The morphology of silk photo-lyogels was assessed by scanning electron microscopy (SEM) and confocal microscopy. For scanning electron microscopy preparation, silk photo-lyogels (n > 2) were not hydrated and instead were mounted onto the 12.5 mm SEM stubs with carbon tape. To ensure adhesion and conductivity, silver dag was applied to the base of the photo-lyogel and allowed to dry overnight. The mounted samples were then gold sputter coated and imaged on a Hitachi S3400 SEM, with a 10 kV electron beam.
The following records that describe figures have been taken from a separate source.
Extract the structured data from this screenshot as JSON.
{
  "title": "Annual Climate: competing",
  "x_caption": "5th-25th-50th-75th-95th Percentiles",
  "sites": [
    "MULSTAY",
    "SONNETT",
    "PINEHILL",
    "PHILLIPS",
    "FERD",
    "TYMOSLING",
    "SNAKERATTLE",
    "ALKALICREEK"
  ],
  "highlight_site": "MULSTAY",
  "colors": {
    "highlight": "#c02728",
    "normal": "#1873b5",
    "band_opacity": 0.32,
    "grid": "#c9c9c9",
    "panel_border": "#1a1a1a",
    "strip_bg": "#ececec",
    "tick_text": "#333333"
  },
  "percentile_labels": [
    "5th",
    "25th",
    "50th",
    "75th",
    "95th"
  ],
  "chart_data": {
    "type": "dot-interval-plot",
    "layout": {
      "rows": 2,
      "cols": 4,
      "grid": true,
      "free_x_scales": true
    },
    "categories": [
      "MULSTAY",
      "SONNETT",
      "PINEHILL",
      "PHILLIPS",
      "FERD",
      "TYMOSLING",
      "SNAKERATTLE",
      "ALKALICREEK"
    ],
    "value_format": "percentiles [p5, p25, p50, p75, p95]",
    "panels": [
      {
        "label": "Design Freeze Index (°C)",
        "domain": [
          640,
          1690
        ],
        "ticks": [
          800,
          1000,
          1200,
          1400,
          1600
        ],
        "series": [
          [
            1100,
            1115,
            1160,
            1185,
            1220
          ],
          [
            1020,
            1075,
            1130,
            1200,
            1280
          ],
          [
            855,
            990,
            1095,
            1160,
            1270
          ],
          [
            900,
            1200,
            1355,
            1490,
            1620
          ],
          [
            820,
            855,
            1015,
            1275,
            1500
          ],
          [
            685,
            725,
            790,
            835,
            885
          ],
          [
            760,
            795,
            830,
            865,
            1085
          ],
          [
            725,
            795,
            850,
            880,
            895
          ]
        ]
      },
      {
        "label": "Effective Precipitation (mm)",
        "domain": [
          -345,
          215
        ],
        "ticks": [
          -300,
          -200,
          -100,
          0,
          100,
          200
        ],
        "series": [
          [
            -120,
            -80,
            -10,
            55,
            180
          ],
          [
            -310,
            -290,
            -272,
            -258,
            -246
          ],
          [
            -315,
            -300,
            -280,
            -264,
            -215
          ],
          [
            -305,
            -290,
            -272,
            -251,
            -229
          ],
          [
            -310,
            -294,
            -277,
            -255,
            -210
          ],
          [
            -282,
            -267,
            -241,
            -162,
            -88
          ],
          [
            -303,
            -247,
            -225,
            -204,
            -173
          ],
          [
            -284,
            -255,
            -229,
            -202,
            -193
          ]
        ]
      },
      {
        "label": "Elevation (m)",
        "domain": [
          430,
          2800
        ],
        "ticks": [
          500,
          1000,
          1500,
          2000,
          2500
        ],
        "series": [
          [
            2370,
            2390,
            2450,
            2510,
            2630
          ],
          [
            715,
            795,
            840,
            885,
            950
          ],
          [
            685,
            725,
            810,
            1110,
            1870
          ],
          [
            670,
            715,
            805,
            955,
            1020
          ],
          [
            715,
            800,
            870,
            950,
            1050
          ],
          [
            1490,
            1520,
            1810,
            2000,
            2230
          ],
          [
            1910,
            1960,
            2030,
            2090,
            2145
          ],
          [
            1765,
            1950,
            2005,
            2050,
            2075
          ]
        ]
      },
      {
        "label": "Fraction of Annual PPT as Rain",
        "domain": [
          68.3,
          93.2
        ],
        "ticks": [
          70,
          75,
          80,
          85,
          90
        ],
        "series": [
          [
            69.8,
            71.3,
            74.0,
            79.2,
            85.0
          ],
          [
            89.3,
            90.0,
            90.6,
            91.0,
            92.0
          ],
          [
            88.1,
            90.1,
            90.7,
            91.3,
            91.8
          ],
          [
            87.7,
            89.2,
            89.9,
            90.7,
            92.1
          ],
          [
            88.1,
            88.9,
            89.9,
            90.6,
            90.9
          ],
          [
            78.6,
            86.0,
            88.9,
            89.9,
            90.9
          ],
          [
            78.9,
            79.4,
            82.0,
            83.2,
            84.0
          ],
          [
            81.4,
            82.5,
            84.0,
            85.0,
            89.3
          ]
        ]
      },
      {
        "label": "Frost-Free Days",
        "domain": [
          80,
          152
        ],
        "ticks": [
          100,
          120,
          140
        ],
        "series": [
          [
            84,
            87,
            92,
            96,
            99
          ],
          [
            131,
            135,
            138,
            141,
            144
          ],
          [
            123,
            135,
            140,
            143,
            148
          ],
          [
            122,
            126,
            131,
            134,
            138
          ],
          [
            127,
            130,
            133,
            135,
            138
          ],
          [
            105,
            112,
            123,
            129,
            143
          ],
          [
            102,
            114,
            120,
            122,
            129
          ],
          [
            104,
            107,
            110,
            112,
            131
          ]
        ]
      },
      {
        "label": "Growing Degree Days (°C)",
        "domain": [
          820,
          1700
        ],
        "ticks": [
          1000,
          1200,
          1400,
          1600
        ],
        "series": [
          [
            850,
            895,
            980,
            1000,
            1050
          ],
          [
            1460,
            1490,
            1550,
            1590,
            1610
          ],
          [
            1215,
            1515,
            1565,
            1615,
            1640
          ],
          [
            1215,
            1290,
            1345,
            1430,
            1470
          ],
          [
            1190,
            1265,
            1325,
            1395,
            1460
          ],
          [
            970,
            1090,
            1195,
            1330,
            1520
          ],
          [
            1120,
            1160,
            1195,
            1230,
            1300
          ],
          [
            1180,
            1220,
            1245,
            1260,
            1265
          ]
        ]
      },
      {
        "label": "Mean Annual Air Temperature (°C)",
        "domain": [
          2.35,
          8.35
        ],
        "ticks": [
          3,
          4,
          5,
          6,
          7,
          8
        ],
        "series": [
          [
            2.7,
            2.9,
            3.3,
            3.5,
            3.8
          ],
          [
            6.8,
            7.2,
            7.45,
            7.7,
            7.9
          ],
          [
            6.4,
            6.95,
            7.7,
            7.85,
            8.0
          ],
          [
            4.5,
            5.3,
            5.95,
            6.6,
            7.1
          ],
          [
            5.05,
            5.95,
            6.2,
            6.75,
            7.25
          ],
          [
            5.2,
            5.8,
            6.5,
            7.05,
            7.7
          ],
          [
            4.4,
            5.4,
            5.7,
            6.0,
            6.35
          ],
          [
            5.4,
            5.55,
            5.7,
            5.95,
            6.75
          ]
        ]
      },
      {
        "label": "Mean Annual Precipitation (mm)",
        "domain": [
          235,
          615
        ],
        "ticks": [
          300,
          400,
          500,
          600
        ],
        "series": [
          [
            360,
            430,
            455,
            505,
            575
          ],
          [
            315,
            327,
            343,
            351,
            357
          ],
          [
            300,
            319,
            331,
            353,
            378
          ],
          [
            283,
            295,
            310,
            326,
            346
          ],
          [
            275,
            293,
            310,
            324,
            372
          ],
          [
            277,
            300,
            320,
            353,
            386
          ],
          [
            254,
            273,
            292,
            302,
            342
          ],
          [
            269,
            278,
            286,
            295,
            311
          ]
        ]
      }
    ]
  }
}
Images were taken of each quadrant of photo-lyogel, and additionally all channels were imaged. To quantify pore size a 10 000 μm² grid was overlaid on each image and pores which fell at the intersection of each grid junction were measured for area using the ImageJ freeform selection tool. Pore morphology was measured as pore inlet area/pore size (μm²) and pore circularity and expressed as mean ± standard error of the mean. All the channels in a given sample were measured using ImageJ freeform selection tool to quantify channel inlet cross sectional area and circularity. For confocal imaging samples (n = 2) hydrated in water were incubated in 50 μg mL⁻¹ tetramethylrhodamine isothiocyanate mixed isomers (TRITC) (Life Technologies) for 2 hours and imaged on a Leica TCS SP2 Confocal Microscope with a 10× objective and a 561 nm laser. 200 μm thick z-stacks were collected with step size of 4–6 μm.

2.4 Silk photo-lyogel swelling and degradation

Silk photo-lyogels (n = 8) were washed thoroughly in water, then hydrated in water overnight and weighed the following day. Samples were blotted lightly on a tissue and rehydrated in PBS overnight to be weighed again the next day. Lastly, samples were dried overnight at 60 °C and weighed a final time. Swelling was determined by calculating the swelling ratio as (W_r − W_d)/W_d, where W_r is the mass of the rehydrated cryogel and W_d is the mass of the dry cryogel.¹⁴

To measure the relative degradation rates, photo-lyogels were weighed and then incubated in protease XIV (2 U mL⁻¹ in PBS) (n = 5) or PBS (n = 3) at 37 °C. At each time point, the protease solution or PBS was removed, and photo-lyogels were washed with water and dried at 60 °C overnight. Dry photo-lyogels were then weighed, placed in fresh protease or PBS and the whole process was repeated. Degradation was calculated as percent weight change.

2.5 Mechanical properties of silk photo-lyogels

Bulk Young's modulus of silk photo-lyogels (n = 4) hydrated in PBS, was measured using an Instron 5543 mechanical tester using a 50 N load cell at a compression rate of 1 mm min⁻¹ and PBS bath set to 37 °C. Photo-lyogels were tested until 90% compression. The modulus extracted from the slope of the linear region of stress strain curve ranging from 0–40% strain.

Local Young's modulus of silk photo-lyogels (n = 1) hydrated in PBS, was measured using a JPK Nanowizard 4 Atomic Force Microscope (AFM) in force spectroscopy mode with a SNL-10-B probe (Bruker) which has a nominal spring constant of 0.12 N m⁻¹. The cantilever spring constant was determined by thermal tuning. Force curves were acquired by using an indentation force of 3 nN at indentation speed 2 μm s⁻¹. For each sample 5 areas of 1 μm² each were probed (>50 measurements per area). The Young's modulus was extracted from the slope of the force curve fitting a Hertz model.

2.6 Cell interactions with silk photo-lyogels

Silk photo-lyogels (n = 5–6) were hydrated in PBS, disinfected in 80% ethanol for 4 hours and incubated in Endothelial Cell Growth Medium-2 (EGM™-2) (Endothelial Cell Growth Medium-2 BulletKit™, Lonza, Australia) overnight at 4 °C. Photo-lyogels were blotted on a sterile tissue to remove excess liquid, and each seeded with 7.5 × 10⁴ HUVECs (Lonza, Australia). Photo-lyogels were all seeded from a single direction and photo-lyogels without cells were used as controls. Photo-lyogels were placed in a 48-well plate and incubated at 37 °C with 5% CO₂ for 30 minutes before 10 μL of media was added to each sample. This addition of media was repeated three times and then 1 mL of media was added to each sample to fill the well.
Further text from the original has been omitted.